UPDATED: Treasurer Tom Koutsantonis has apologised for using “conversational swearing”, after an ICAC report detailed his aggressive language directed at Renewal SA employees in a manner described by the Premier as “unprofessional”.
The former Infrastructure Minister was exonerated by the inquiry on issues of maladministration, but the report details exchanges peppered with high-octane expletives.
Koutsantonis fronted media this afternoon, describing himself as “a driven, passionate and outspoken MP … who approaches issues with a great deal of vigour and enthusiasm”.
“My meetings are a forum in which public servants are encouraged to speak up, debate and have their say,” he said.
“I acknowledge I’ve used inappropriate language within meetings.”
He said he also now recognised the “power imbalance” between ministers and public servants. But he denies specific accusations given under oath by Renewal SA staff of his use of the ‘c-word’.
“I gave my evidence, they gave theirs,” he said.
Nonetheless, he admits his conversational style was unbecoming.
“I’m a father of two daughters – this language is inappropriate and I shouldn’t be using it, and I will not use it again,” he said.
He wouldn’t buy in to questions about whether his exoneration of maladministration hinged on how his expletive-laden instructions were interpreted by his bureaucrats, saying: “It’s not for me to offer those opinions.”

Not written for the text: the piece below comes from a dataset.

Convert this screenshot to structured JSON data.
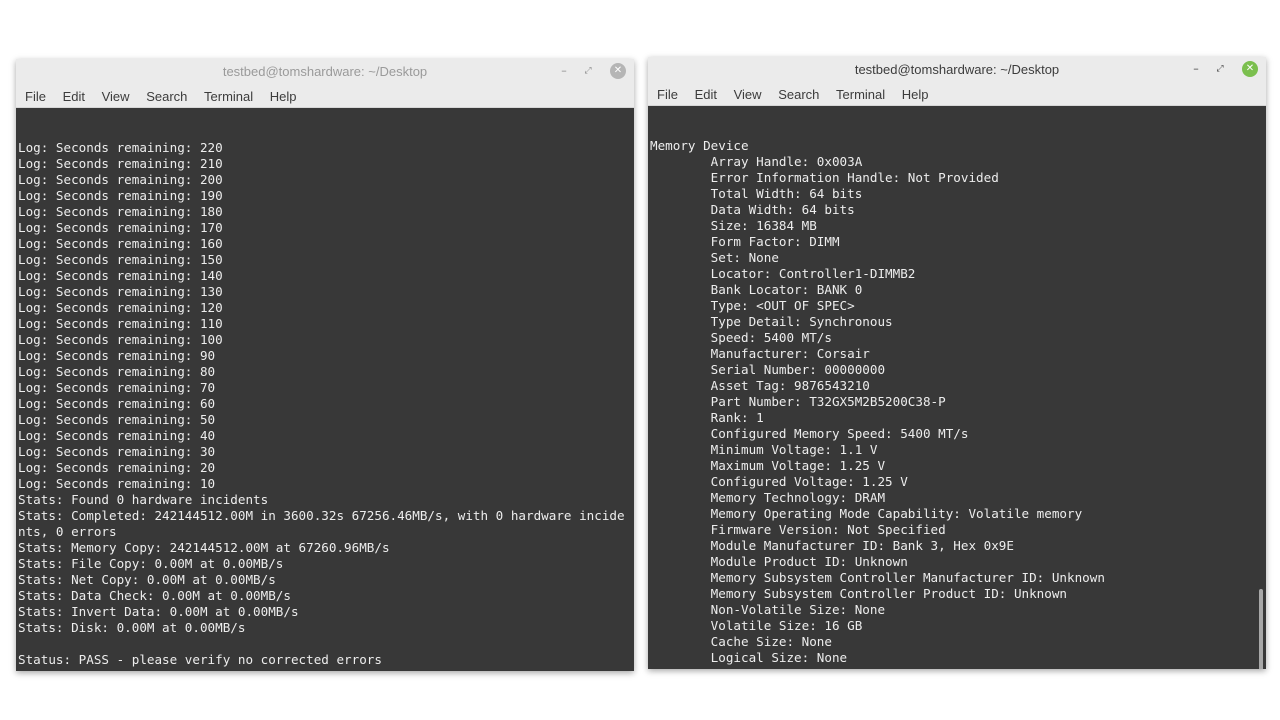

Asked whether he used similar language in cabinet meetings amongst company free of that “power imbalance”, he replied: “What happens in cabinet stays in cabinet.”
Opposition Leader Steven Marshall said the revelations were “an ugly insight into the behaviour of the Treasurer of SA”, but fell short of determining he was unworthy of remaining in that office.
“I’ve never used that sort of language in a work situation,” he said.
Premier Jay Weatherill said earlier today that Koutsantonis’s behaviour was “not befitting a minister”, and he should apologise.
Weatherill said he was “disappointed” by the revelations of foul language and would demand Koutsantonis apologise.
“These findings indicate that language was used in front of public servants that was clearly inappropriate,” said Weatherill.
“It is unprofessional.”
In Question Time today, Weatherill said he had heard Koutsantonis swearing “only when we’ve been alone … pretty routine really”.
The ICAC report contained a transcript of an interview with Renewal SA’s former chief operating officer and later acting CEO Michael Buchan.
Buchan, whom ICAC boss Bruce Lander found to have engaged in “maladministration”, said Koutsantonis did not direct him specifically to engineer a deal: “It was more along the lines of a raft of expletives and followed by a ‘Pull your finger out and get it done for me’.”
“He would essentially swear at us as individuals and as a collective, as the organisation, and suggest effectively, you know, ‘If you can’t do these things, what do you exist for? Why are you here?’” Buchan told Lander.
“He would call you, um ‘what the f*** would I employ you for? Are you a bunch of useless c***s or not? Hurry up, get things done. For Christ’s sakes, what are you doing?’ Da da da da da. That would be the run of the mill meeting with the Minister.”
Weatherill said the alleged behaviour was “certainly not consistent with the spirit of the ministerial code of conduct”.
“I’ve spent an hour with Minister Koutsantonis this morning,” the Premier said.
Weatherill welcomed the ICAC report and made no apology for the Gillman transaction, saying he’d “absolutely” do it again.
“This is a piece of land that’s been laying there … for 30 years,” he said.
“The state was entitled to take the view that job creation was (a higher priority than) maximising the value of the land.”
This argument, however, contrasts with that of Planning Minister John Rau, who yesterday told parliament the primary consideration for the Gillman sale was “the price being offered by ACP for that land was good value, full stop”.
While Weatherill was personally exonerated of maladministration, he said he took responsibility for the appointment of former Renewal SA CEO Fred Hansen.